Araplar dillerini Yahudiye’nin güneyindeki ve doğusundaki her şeye empoze etmişlerdir; onların dilinde yaşlı dağ, Romen yolunu -şimdi bir zamanlar ne olduğuna dair bir fikir vermek gerekirse Suriyeli hacıların Mekke’ye gidip geldikleri tozlu bir yoldu- keserek ve ilerledikçe derinleşerek, yağmurlu mevsimlerin taşkınlarını Ürdün’e ya da son hazineleri olan Ölü Deniz’e kadar götüren sayısız vadinin babasıdır. Bu vadilerden birinden -daha doğrusu, dağın en uç noktasından yükselip kuzeyin doğusuna doğru uzanan ve sonunda Jabbok Nehri’nin yatağı hâline gelen vadiden- çölün platolarına4 giden bir yolcu geçmiştir. Okur bu yolcuya dikkatini vermelidir.

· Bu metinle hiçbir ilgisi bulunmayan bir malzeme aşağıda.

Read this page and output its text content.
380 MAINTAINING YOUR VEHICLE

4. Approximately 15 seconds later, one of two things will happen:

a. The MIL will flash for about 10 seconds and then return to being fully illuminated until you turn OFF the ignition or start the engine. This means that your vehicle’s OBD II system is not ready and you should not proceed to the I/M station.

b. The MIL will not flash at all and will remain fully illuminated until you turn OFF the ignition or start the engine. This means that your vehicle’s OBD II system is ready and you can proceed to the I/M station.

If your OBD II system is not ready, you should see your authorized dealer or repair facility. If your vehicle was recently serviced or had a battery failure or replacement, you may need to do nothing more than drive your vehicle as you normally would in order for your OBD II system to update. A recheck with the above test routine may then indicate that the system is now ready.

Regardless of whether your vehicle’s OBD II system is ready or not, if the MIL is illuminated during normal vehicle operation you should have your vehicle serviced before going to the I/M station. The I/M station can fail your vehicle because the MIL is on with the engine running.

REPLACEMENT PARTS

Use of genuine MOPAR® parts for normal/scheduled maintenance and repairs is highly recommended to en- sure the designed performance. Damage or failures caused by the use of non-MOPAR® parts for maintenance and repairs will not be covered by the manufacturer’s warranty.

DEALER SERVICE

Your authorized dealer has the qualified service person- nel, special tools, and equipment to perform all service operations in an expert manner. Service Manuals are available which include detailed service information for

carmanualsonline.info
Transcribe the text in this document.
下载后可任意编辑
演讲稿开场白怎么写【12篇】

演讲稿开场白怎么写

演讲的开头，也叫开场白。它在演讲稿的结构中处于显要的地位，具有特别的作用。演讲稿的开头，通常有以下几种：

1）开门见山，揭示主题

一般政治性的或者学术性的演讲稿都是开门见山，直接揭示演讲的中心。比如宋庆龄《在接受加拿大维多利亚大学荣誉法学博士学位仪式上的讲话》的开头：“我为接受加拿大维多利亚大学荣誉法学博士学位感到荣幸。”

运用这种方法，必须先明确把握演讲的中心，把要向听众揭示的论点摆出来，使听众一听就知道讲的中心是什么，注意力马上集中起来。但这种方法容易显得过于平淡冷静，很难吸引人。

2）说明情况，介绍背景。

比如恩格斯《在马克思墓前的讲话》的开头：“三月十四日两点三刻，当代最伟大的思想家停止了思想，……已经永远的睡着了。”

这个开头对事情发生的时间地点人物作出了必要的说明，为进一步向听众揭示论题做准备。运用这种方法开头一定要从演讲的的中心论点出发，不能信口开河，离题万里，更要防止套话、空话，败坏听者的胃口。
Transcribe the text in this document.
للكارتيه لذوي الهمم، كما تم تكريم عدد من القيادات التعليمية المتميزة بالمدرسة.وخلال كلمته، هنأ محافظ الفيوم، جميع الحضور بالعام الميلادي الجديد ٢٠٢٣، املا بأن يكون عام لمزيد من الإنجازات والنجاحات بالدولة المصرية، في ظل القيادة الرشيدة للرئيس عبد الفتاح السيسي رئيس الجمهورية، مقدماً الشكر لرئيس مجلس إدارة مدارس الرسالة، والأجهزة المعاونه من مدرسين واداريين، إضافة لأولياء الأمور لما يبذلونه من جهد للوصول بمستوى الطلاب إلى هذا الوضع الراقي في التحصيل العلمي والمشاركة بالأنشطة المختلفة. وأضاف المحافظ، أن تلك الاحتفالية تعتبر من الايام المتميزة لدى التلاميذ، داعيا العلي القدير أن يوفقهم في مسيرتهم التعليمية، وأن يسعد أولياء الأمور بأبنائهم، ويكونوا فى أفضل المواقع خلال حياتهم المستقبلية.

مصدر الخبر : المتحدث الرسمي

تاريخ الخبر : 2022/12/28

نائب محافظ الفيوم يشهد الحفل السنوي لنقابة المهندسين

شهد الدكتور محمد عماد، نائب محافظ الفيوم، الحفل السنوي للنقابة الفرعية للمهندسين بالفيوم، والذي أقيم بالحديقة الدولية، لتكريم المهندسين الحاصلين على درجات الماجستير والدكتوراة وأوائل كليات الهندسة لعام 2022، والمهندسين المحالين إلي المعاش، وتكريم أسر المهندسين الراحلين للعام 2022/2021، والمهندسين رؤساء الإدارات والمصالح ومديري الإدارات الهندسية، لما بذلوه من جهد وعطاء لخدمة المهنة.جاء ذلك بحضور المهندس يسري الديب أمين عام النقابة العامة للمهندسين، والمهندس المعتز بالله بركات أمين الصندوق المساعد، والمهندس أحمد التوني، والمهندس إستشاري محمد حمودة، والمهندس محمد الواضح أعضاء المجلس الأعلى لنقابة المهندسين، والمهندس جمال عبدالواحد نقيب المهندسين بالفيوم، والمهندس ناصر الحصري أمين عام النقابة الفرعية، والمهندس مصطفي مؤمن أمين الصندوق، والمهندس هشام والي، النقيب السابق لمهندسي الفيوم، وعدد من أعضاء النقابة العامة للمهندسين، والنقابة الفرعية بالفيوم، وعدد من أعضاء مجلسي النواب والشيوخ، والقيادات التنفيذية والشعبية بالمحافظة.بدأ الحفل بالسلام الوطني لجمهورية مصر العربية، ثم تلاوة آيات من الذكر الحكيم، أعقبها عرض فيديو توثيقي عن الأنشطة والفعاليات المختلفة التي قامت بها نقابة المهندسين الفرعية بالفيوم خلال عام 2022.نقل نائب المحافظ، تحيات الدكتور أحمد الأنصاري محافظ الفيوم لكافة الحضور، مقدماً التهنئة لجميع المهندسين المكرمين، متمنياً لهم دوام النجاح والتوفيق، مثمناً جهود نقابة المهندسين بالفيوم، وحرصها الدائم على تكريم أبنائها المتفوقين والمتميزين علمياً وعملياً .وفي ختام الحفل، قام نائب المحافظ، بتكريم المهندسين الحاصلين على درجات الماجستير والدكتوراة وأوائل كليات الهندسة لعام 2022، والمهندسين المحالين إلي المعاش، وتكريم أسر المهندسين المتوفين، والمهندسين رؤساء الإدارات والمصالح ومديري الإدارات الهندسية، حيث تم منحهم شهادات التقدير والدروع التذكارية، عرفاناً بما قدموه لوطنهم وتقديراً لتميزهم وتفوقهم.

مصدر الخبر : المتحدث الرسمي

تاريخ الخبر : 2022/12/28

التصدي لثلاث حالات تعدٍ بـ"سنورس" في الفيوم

Görünüşüne bakılırsa kırk beşlerindeydi bu yolcu. Göğsüne doğru yayılan ve bir zamanlar kapkara olan sakalı yer yer kırlaşmıştı. Kavrulmuş kahve çekirdeği gibi kahverengi olan yüzü kırmızı bir kefiye (o günlerde çölün çocukları tarafından böyle adlandırılan başörtüsü) ardına saklanmış, kısmen görünüyordu. İri ve kara gözlerini arada sırada yukarı kaldırıyordu. Doğu’da yaygın olan dökümlü giysiler giymişti; ama küçücük bir tentenin altında, irice beyaz bir deveye bindiğinden giysilerinin tarzı tam olarak anlatılamıyor.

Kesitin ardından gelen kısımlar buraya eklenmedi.